What are Conventional Loans?
Conventional loans are not guaranteed or insured by the Veteran’s Administration (VA) or Federal Housing Authority (FHA). The majority of conforming conventional loans abide by the mortgage guidelines established by the government-sponsored entities known as Fannie Mae (Federal National Mortgage Association) and Freddie Mac (Federal Home Loan Mortgage Corporation).
Conventional loans with less than 20% down require private mortgage insurance. Since Conventional Loans are not insured by the federal government there is no guarantee for the lender should the borrower default. These loans are considered higher risk for lenders and generally have more restrictive underwriting guidelines.

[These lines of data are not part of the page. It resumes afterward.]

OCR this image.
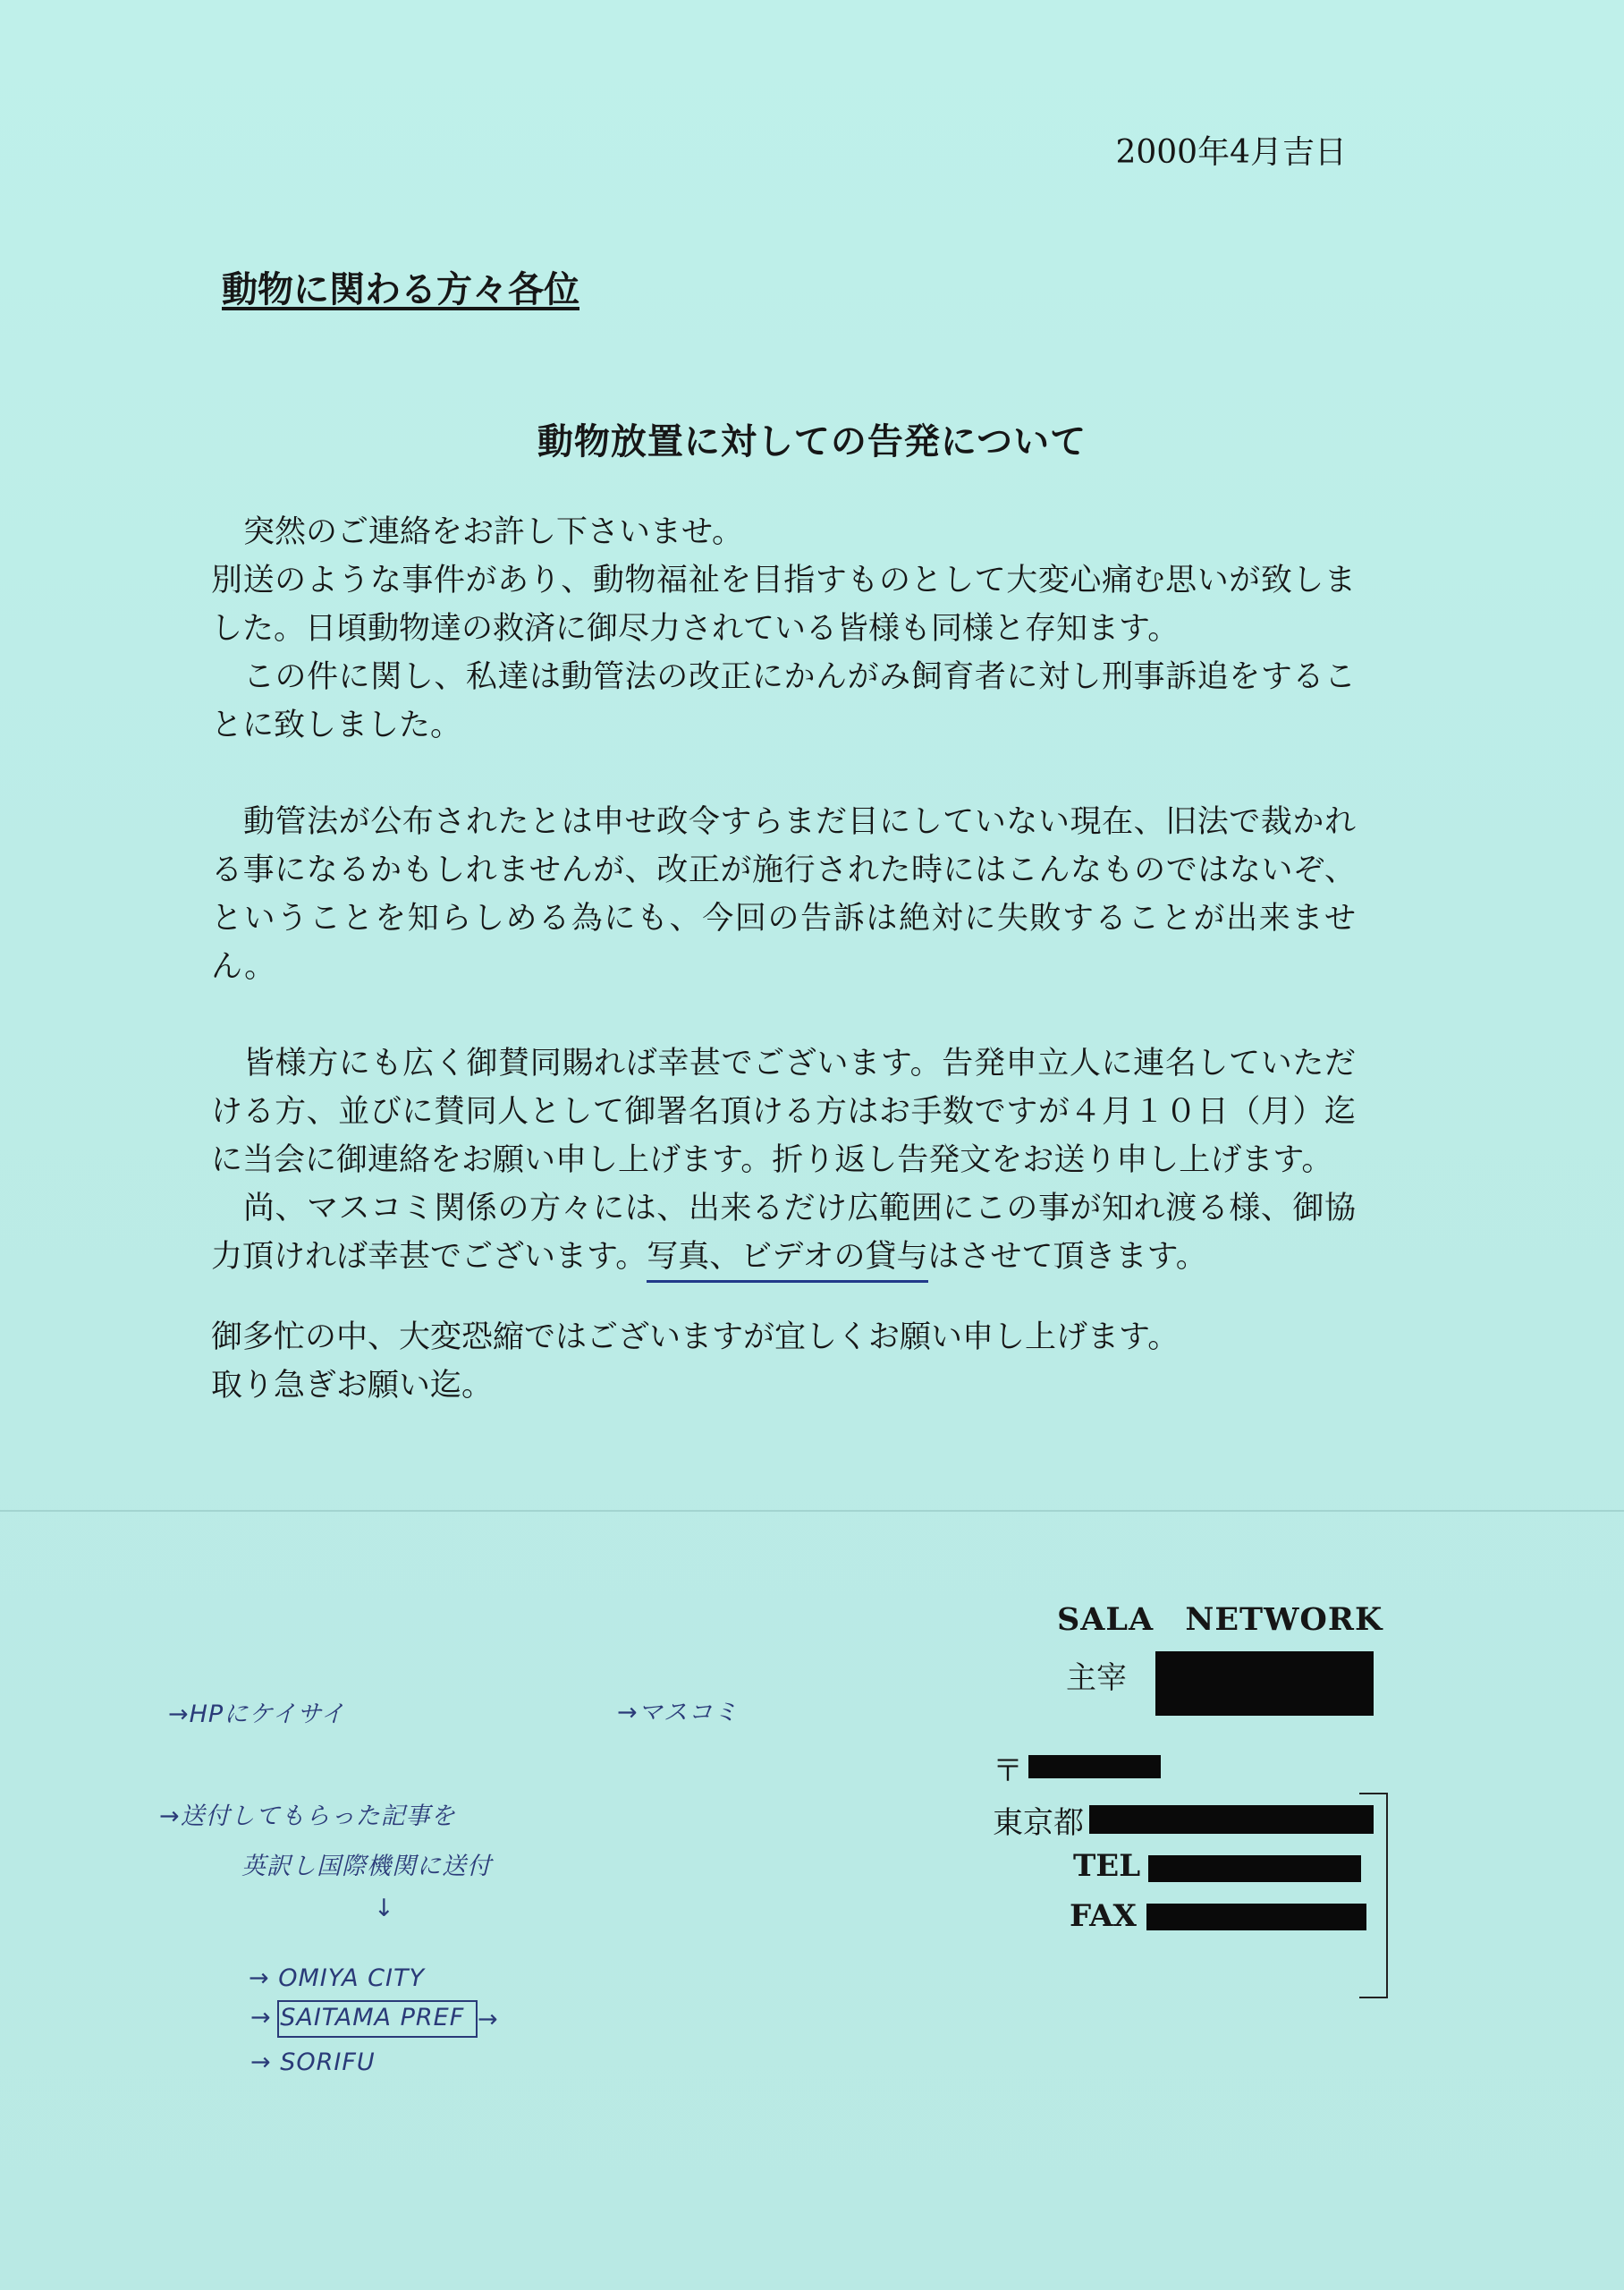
2000年4月吉日
動物に関わる方々各位
動物放置に対しての告発について

突然のご連絡をお許し下さいませ。

別送のような事件があり、動物福祉を目指すものとして大変心痛む思いが致しました。日頃動物達の救済に御尽力されている皆様も同様と存知ます。

この件に関し、私達は動管法の改正にかんがみ飼育者に対し刑事訴追をすることに致しました。

動管法が公布されたとは申せ政令すらまだ目にしていない現在、旧法で裁かれる事になるかもしれませんが、改正が施行された時にはこんなものではないぞ、ということを知らしめる為にも、今回の告訴は絶対に失敗することが出来ません。

皆様方にも広く御賛同賜れば幸甚でございます。告発申立人に連名していただける方、並びに賛同人として御署名頂ける方はお手数ですが４月１０日（月）迄に当会に御連絡をお願い申し上げます。折り返し告発文をお送り申し上げます。

尚、マスコミ関係の方々には、出来るだけ広範囲にこの事が知れ渡る様、御協力頂ければ幸甚でございます。写真、ビデオの貸与はさせて頂きます。

御多忙の中、大変恐縮ではございますが宜しくお願い申し上げます。

取り急ぎお願い迄。

SALA NETWORK
主宰
〒
東京都
TEL
FAX
→HPにケイサイ	→マスコミ
→送付してもらった記事を
英訳し国際機関に送付
↓
→ OMIYA CITY
→ SAITAMA PREF →
→ SORIFU
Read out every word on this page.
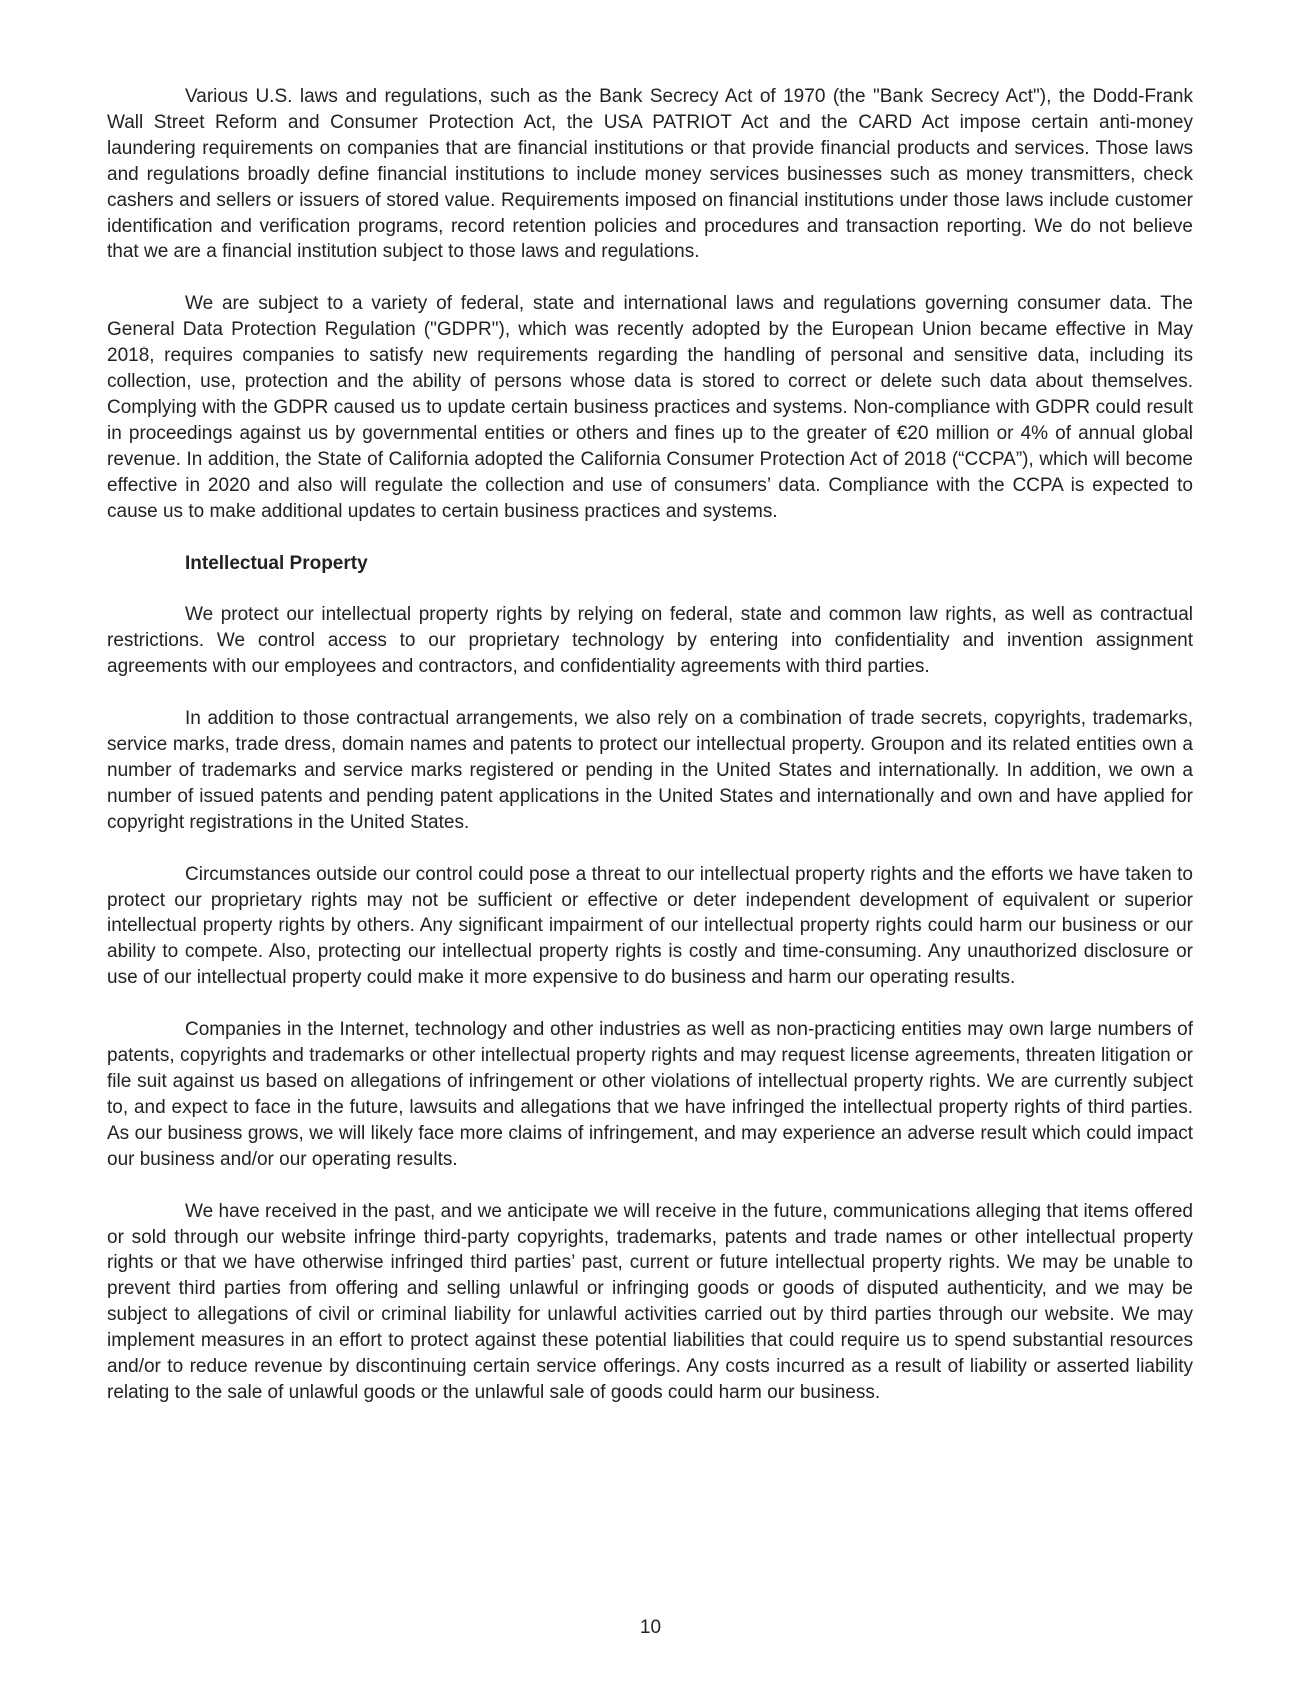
Various U.S. laws and regulations, such as the Bank Secrecy Act of 1970 (the "Bank Secrecy Act"), the Dodd-Frank Wall Street Reform and Consumer Protection Act, the USA PATRIOT Act and the CARD Act impose certain anti-money laundering requirements on companies that are financial institutions or that provide financial products and services. Those laws and regulations broadly define financial institutions to include money services businesses such as money transmitters, check cashers and sellers or issuers of stored value. Requirements imposed on financial institutions under those laws include customer identification and verification programs, record retention policies and procedures and transaction reporting. We do not believe that we are a financial institution subject to those laws and regulations.

We are subject to a variety of federal, state and international laws and regulations governing consumer data. The General Data Protection Regulation ("GDPR"), which was recently adopted by the European Union became effective in May 2018, requires companies to satisfy new requirements regarding the handling of personal and sensitive data, including its collection, use, protection and the ability of persons whose data is stored to correct or delete such data about themselves. Complying with the GDPR caused us to update certain business practices and systems. Non-compliance with GDPR could result in proceedings against us by governmental entities or others and fines up to the greater of €20 million or 4% of annual global revenue. In addition, the State of California adopted the California Consumer Protection Act of 2018 (“CCPA”), which will become effective in 2020 and also will regulate the collection and use of consumers’ data. Compliance with the CCPA is expected to cause us to make additional updates to certain business practices and systems.

Intellectual Property

We protect our intellectual property rights by relying on federal, state and common law rights, as well as contractual restrictions. We control access to our proprietary technology by entering into confidentiality and invention assignment agreements with our employees and contractors, and confidentiality agreements with third parties.

In addition to those contractual arrangements, we also rely on a combination of trade secrets, copyrights, trademarks, service marks, trade dress, domain names and patents to protect our intellectual property. Groupon and its related entities own a number of trademarks and service marks registered or pending in the United States and internationally. In addition, we own a number of issued patents and pending patent applications in the United States and internationally and own and have applied for copyright registrations in the United States.

Circumstances outside our control could pose a threat to our intellectual property rights and the efforts we have taken to protect our proprietary rights may not be sufficient or effective or deter independent development of equivalent or superior intellectual property rights by others. Any significant impairment of our intellectual property rights could harm our business or our ability to compete. Also, protecting our intellectual property rights is costly and time-consuming. Any unauthorized disclosure or use of our intellectual property could make it more expensive to do business and harm our operating results.

Companies in the Internet, technology and other industries as well as non-practicing entities may own large numbers of patents, copyrights and trademarks or other intellectual property rights and may request license agreements, threaten litigation or file suit against us based on allegations of infringement or other violations of intellectual property rights. We are currently subject to, and expect to face in the future, lawsuits and allegations that we have infringed the intellectual property rights of third parties. As our business grows, we will likely face more claims of infringement, and may experience an adverse result which could impact our business and/or our operating results.

We have received in the past, and we anticipate we will receive in the future, communications alleging that items offered or sold through our website infringe third-party copyrights, trademarks, patents and trade names or other intellectual property rights or that we have otherwise infringed third parties’ past, current or future intellectual property rights. We may be unable to prevent third parties from offering and selling unlawful or infringing goods or goods of disputed authenticity, and we may be subject to allegations of civil or criminal liability for unlawful activities carried out by third parties through our website. We may implement measures in an effort to protect against these potential liabilities that could require us to spend substantial resources and/or to reduce revenue by discontinuing certain service offerings. Any costs incurred as a result of liability or asserted liability relating to the sale of unlawful goods or the unlawful sale of goods could harm our business.

10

Conventional conforming home loans:
- Loan amounts up to $726,200
- Credit score impacts mortgage interest rate
- No mortgage insurance required with 20% or more down payment
- Can put down as low as 3% (private mortgage insurance required)
- Mortgage insurance may not be required for the life of the loan
- Guidelines differ slightly between Fannie Mae and Freddie Mac
Jumbo conventional loans:
- Loan amounts greater than $726,200 and up
- Credit score impacts the ability to obtain a mortgage.
- Jumbo guidelines vary and are typically more strict
- Can require more documentation
- As low as 10% down
- Most require manual underwrite which is the most strict underwriting approach today
A few benefits of a Conventional loan:
- Conventional loans allow for PMI (Private Mortgage Insurance) to be dropped on the date that the mortgage balance reaches: (1) 80% of the current property value if the seasoning of the mortgage is greater than 5 years, or (2) 75% of the current property value if the seasoning of the mortgage is between 3 and 5 years. The value must be supported with an appraisal.
- Allows for down payment and closing costs to be gifted by a family member.